Angielski „The Guardian”, którego dziennikarze czytali książkę, donoszą, że stawia ona pytanie, czy kobiety mają dobry powód, by nienawidzić mężczyzn. Autorka zauważa, że gniew wobec mężczyzn może być w rzeczywistości „radosną i wyzwalającą drogą”. Monstrograph, małe francuskie wydawnictwo, które wydrukowało książkę, nazwało ją „feministyczną i obrazoburczą” oraz „broniącą mizoandrii jako drogi do zrobienia miejsca dla siostrzeństwa”. Same wydawnictwo przedstawia się jako „mikro-wydawca dziwacznych małych książek dla miłych potworów” („Petits livres bizarres pour monstres gentils”), co jest grą słowną z jej nazwy.
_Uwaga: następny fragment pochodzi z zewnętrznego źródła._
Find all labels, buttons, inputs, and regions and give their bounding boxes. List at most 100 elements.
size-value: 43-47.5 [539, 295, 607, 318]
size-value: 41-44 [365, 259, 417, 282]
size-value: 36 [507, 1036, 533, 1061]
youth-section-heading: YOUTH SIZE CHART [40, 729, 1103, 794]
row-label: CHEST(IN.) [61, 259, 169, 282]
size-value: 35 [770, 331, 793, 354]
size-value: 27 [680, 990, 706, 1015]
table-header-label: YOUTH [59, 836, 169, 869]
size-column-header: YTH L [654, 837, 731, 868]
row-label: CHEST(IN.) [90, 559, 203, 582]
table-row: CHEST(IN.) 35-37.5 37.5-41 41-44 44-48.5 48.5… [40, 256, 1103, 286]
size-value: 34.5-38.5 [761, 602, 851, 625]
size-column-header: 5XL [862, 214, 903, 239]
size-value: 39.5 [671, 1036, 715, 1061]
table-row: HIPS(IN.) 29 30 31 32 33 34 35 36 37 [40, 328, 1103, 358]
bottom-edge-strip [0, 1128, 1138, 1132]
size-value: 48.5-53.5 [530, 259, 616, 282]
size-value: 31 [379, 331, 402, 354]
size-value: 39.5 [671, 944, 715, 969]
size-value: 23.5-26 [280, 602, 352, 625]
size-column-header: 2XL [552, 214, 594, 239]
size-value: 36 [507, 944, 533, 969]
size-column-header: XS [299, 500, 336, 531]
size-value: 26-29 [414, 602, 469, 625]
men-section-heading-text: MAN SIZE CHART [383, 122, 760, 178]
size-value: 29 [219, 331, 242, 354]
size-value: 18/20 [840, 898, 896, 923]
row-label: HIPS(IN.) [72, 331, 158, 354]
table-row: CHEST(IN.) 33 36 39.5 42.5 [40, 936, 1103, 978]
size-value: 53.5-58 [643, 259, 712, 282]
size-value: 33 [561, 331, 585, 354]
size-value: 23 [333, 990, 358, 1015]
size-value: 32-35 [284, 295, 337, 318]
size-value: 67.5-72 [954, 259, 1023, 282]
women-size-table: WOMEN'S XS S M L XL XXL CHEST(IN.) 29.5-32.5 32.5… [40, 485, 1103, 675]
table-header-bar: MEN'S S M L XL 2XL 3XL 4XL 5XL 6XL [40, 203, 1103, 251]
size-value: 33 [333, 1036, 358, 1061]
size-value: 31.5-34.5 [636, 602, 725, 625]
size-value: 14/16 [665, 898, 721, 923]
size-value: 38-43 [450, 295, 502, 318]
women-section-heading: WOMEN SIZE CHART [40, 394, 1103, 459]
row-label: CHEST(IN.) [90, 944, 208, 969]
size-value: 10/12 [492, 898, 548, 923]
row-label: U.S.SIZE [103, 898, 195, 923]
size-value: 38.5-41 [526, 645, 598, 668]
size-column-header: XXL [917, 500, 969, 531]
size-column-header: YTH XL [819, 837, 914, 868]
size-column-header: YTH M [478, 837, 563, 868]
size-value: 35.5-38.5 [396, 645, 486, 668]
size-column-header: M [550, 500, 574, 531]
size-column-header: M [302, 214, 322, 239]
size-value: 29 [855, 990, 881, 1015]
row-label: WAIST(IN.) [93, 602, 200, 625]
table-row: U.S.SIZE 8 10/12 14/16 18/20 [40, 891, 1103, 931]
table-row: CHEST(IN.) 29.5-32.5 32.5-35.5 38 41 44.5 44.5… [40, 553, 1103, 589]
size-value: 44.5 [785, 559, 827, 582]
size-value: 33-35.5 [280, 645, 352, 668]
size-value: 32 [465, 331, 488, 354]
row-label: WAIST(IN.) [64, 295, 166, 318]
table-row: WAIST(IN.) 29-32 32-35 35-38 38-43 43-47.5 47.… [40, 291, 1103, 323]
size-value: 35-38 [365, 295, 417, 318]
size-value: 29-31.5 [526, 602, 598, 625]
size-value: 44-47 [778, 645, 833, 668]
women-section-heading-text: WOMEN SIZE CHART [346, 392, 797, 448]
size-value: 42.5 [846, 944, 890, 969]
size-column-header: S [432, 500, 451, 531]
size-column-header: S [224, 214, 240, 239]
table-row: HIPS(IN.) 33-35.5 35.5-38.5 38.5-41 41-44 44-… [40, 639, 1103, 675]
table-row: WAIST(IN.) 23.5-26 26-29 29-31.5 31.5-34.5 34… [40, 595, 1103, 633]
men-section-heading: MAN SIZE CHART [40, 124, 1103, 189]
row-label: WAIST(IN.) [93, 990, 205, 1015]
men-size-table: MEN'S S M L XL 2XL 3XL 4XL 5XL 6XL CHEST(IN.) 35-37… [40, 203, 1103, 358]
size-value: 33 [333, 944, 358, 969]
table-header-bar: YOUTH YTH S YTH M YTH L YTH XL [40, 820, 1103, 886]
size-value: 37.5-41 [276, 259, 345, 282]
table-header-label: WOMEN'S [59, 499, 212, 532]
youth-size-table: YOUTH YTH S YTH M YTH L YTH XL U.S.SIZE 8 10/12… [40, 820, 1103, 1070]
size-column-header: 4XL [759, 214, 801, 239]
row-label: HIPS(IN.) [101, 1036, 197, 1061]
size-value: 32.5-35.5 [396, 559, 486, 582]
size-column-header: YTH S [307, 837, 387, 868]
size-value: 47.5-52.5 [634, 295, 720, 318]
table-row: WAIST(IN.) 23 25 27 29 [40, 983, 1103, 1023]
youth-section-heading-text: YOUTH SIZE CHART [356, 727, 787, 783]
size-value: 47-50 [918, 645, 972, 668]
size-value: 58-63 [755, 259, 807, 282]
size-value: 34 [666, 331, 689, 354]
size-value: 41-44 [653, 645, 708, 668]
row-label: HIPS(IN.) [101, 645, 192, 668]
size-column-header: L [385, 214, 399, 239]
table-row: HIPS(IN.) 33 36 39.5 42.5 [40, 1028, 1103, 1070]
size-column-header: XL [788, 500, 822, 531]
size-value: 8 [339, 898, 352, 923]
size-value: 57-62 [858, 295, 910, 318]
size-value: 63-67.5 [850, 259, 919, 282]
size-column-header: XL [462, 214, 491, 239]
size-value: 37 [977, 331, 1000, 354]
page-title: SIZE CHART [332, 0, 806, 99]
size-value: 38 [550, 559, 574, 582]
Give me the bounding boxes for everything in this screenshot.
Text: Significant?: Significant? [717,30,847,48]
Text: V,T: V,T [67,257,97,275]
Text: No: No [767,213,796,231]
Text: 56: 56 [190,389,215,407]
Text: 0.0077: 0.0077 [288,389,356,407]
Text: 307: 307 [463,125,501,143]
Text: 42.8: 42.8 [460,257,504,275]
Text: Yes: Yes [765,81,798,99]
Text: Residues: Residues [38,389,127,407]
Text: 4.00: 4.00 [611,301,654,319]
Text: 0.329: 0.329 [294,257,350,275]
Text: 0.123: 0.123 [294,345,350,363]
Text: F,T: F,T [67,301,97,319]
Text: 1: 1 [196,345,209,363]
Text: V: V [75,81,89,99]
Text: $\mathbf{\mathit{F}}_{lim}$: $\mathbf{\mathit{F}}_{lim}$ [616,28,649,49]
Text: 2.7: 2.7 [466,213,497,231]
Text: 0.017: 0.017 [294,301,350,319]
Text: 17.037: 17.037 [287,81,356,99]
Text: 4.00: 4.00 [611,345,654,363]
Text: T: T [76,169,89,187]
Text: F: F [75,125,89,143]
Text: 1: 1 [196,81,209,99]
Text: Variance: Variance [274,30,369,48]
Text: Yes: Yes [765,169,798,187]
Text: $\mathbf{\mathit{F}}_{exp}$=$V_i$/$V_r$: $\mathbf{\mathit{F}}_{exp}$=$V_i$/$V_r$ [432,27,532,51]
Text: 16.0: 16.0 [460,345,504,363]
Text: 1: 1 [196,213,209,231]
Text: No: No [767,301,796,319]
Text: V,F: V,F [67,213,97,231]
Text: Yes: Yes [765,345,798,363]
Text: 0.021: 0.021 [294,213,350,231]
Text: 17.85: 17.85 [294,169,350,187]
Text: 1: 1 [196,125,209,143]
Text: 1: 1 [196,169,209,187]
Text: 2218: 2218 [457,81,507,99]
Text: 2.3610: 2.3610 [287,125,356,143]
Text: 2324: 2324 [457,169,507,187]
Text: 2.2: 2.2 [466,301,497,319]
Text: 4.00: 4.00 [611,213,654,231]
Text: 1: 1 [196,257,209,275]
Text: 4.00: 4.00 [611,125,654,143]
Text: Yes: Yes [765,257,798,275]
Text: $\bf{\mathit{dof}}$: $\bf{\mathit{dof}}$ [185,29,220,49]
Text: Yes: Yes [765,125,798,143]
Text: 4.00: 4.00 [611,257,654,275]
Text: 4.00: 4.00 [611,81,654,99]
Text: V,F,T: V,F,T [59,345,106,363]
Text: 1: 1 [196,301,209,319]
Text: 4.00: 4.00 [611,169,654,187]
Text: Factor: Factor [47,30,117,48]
Dzieło Pauline Harmange liczy mniej niż 100 stron, kosztowało w przedsprzedaży 12 euro i miało być wydane w liczbie 400 egzemplarzy. Ale po opublikowaniu słów Ralpha Zurmélyego łącznie wyprzedano już 2,5 tys. egzemplarzy, po dwóch dodrukach. Wszystko w zaledwie dwa tygodnie, bo premiera miała miejsce w końcówce sierpnia. Zainteresowanie przekroczyło możliwości Monstrograph. Wydawca poinformował, że książka zostanie wznowiona przez nowe, większe wydawnictwo.
Ministerstwo ds. równości płci odcięło się od słów Zurmélyego i wyjaśniło, że zapowiedź wniesienia oskarżenia przez doradcę resortu była jego osobistą inicjatywą, podjętą niezależnie.